A £4,000 nose, to be precise, moulded by a surgeon. Not that I advertised my new nose at the time and I’m not the only one who has brazened it out over the years

Happily, all went well. The aftermath was not unbearably sore and my bruising was on the lighter side.

Seven days on, I went to have the plaster removed. While still slightly swollen, I could see my nose was a straighter, neater version than the one that had preceded it. I was thrilled.

The big challenge now was integrating my new nose into society. My initial plan was to brazen it out, particularly as my surgeon had said that most people wouldn’t notice.

‘What you have to remember,’ he told me, ‘is that while you are fixated on your nose, other people aren’t.’ His prediction turned out to be spot on. Among those who never spotted my transformation was my dad, who went to his grave three years ago never knowing I’d remoulded my nose.

However, it was not the same for an eagle-eyed friend I met for a drink nine days after my op, my one remaining bruise covered with heavy make-up.

I could tell she was scrutinising me. ‘Have you done something with your nose?’ she finally asked me, one hour in. I told her indeed I had.

Having been secretive about my surgery previously, I found I was less bothered about telling people after the event. If anything, it was easier than wondering whether people were ruminating about it behind my back.

The fact was it didn’t bother me any more: the surgery may have taken two hours, but its legacy was instant.

On the night I was meeting that friend, I arrived at the bar slightly earlier and automatically cupped my hand round my nose as I perched on the bar stool.

It hit me like a thunderbolt. ‘I don’t need to do that any more,’ I thought.

I didn’t think my surgery suddenly made me beautiful — it would take more than a new nose for that — but I had spent so much mental energy on my nose over the years and suddenly all that was gone.

No more trying to hide it, and no need, as the years went on, to dread the rise of smart phones and photos taken at any occasion.

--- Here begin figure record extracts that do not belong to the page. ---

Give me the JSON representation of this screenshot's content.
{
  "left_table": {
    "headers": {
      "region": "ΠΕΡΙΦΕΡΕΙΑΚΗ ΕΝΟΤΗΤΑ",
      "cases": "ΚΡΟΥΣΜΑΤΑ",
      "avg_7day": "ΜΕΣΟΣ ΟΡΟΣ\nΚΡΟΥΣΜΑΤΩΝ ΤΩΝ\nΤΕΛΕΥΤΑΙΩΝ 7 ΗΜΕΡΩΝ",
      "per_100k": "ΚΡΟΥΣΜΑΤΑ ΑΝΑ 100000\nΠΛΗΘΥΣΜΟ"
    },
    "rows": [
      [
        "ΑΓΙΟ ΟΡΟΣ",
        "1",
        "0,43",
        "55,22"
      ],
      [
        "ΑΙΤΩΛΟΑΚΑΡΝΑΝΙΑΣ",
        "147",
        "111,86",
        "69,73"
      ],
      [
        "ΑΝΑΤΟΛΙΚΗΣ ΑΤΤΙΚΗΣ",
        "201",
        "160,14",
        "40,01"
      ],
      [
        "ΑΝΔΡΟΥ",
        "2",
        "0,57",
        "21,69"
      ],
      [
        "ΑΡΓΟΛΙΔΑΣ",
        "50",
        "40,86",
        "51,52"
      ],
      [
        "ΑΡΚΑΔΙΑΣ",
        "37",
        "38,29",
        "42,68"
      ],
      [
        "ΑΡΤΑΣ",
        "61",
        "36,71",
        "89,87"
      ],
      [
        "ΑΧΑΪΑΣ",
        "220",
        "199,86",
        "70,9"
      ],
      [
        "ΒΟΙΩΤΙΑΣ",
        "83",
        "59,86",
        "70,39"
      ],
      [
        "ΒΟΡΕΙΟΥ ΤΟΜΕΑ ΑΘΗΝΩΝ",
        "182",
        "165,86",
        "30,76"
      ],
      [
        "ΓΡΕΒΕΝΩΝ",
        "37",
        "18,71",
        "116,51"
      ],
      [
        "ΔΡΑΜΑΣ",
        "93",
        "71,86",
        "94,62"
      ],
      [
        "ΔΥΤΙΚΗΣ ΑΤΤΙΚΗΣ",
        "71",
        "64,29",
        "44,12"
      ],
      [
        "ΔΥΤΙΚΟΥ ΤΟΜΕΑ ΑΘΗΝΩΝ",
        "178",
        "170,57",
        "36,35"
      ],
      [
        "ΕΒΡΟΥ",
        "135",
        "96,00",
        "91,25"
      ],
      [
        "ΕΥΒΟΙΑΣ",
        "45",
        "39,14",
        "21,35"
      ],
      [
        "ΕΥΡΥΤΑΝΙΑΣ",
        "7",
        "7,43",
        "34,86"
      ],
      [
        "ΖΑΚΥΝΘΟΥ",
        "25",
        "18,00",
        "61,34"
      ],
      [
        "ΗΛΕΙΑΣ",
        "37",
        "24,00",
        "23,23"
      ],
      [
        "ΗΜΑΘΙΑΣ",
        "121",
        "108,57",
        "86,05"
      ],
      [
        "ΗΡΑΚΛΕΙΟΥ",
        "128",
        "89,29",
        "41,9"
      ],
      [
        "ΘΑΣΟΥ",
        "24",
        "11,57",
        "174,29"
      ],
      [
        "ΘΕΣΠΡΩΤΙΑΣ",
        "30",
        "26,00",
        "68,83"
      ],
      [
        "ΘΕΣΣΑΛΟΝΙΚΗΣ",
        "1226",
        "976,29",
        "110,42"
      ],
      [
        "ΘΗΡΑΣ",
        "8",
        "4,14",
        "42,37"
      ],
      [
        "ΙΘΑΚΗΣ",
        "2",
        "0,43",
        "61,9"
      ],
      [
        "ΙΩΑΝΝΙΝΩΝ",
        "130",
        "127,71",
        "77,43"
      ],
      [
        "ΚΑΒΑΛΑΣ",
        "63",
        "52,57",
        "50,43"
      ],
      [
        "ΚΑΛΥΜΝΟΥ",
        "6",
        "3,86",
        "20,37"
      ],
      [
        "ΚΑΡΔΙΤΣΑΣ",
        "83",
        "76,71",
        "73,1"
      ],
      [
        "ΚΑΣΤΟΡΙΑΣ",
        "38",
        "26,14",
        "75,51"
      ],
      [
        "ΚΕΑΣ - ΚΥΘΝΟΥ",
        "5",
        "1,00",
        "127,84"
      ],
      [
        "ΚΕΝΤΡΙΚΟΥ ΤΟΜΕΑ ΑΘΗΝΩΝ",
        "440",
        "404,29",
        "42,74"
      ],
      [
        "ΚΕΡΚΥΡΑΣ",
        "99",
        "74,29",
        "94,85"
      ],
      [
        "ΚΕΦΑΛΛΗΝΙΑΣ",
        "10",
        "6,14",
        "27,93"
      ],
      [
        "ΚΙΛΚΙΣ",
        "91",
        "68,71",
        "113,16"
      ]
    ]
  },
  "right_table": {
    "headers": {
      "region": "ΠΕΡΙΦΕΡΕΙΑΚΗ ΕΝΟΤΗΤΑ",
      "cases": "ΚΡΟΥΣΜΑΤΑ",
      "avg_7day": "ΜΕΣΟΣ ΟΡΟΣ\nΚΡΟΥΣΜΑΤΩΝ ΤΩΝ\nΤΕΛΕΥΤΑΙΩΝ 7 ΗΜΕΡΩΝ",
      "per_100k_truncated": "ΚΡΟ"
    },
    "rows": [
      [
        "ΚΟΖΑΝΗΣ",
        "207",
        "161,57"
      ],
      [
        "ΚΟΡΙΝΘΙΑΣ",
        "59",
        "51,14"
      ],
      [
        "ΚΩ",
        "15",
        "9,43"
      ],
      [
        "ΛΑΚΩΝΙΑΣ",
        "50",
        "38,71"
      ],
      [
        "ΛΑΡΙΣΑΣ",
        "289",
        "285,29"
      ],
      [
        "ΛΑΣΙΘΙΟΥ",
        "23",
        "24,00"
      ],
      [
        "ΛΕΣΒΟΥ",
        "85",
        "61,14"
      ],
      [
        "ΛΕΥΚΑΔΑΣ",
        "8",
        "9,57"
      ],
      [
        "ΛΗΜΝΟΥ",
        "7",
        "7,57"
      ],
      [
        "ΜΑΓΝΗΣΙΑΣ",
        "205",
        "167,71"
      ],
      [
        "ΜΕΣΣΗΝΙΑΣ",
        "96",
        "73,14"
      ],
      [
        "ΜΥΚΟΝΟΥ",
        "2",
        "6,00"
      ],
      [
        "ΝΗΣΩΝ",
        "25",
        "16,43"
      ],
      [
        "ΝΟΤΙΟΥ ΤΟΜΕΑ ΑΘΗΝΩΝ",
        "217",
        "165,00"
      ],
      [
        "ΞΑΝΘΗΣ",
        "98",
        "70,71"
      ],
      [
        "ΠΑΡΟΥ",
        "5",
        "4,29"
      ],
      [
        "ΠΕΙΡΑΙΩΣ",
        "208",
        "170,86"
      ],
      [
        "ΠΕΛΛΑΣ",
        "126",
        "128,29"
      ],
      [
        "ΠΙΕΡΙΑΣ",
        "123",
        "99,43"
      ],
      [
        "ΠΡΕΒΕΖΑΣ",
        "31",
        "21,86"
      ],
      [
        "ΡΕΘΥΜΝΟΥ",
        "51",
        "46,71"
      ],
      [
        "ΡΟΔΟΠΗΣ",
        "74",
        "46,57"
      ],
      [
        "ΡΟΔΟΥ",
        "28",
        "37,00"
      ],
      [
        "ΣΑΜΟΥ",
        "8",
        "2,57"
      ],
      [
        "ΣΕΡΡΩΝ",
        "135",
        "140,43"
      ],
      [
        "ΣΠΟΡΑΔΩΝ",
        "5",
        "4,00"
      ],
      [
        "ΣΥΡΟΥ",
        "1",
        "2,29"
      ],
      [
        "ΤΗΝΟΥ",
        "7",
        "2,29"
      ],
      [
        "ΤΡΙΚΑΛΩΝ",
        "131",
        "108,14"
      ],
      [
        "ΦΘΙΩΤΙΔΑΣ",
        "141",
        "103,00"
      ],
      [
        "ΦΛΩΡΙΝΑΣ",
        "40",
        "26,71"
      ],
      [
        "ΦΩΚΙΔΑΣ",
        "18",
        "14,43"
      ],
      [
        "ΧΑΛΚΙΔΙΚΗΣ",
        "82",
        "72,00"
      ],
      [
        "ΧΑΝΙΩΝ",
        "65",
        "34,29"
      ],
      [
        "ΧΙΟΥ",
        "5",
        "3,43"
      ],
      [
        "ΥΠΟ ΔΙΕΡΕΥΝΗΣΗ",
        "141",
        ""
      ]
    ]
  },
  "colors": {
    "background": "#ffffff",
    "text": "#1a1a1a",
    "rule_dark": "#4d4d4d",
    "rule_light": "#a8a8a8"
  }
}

While I’m no longer secretive about my cosmetic intervention, it’s not to say that I haven’t wrestled with a degree of ethical discomfort about having non-essential surgery.

The advent of the more ‘temporary’ modern nose jobs has led me to wonder whether that could have been an acceptable ‘halfway house’, a gateway to a slightly improved profile which might have led me in time to accept my nose as it was.

Those feelings have been enhanced since I gave birth to my daughter Connie nearly nine years ago.

In a world where girls seem to be judged ever more ferociously on how they look, I am working hard to try to instil in her a confidence rooted in a more profound place than what she sees reflected in the mirror.

It’s not easy to square that with my own decision to change something on my face, even if it has undeniably made me much happier, which is at odds with my determined parenting message about the fact that it’s ‘what’s inside’ that counts.

Carla Bruni also has a daughter, Giulia, now about 11 and so a similar formative age.

Perhaps like me, Carla has had a similar dilemma?

To date, I haven’t told Connie what I’ve done, but when I think the time is right — and it’s not far off — I will be as honest as possible about my insecurities, but also about whether I should have tackled them differently.

I remain heartily glad I bought myself a new nose, but I will be equally thrilled if she thinks I should have left it alone.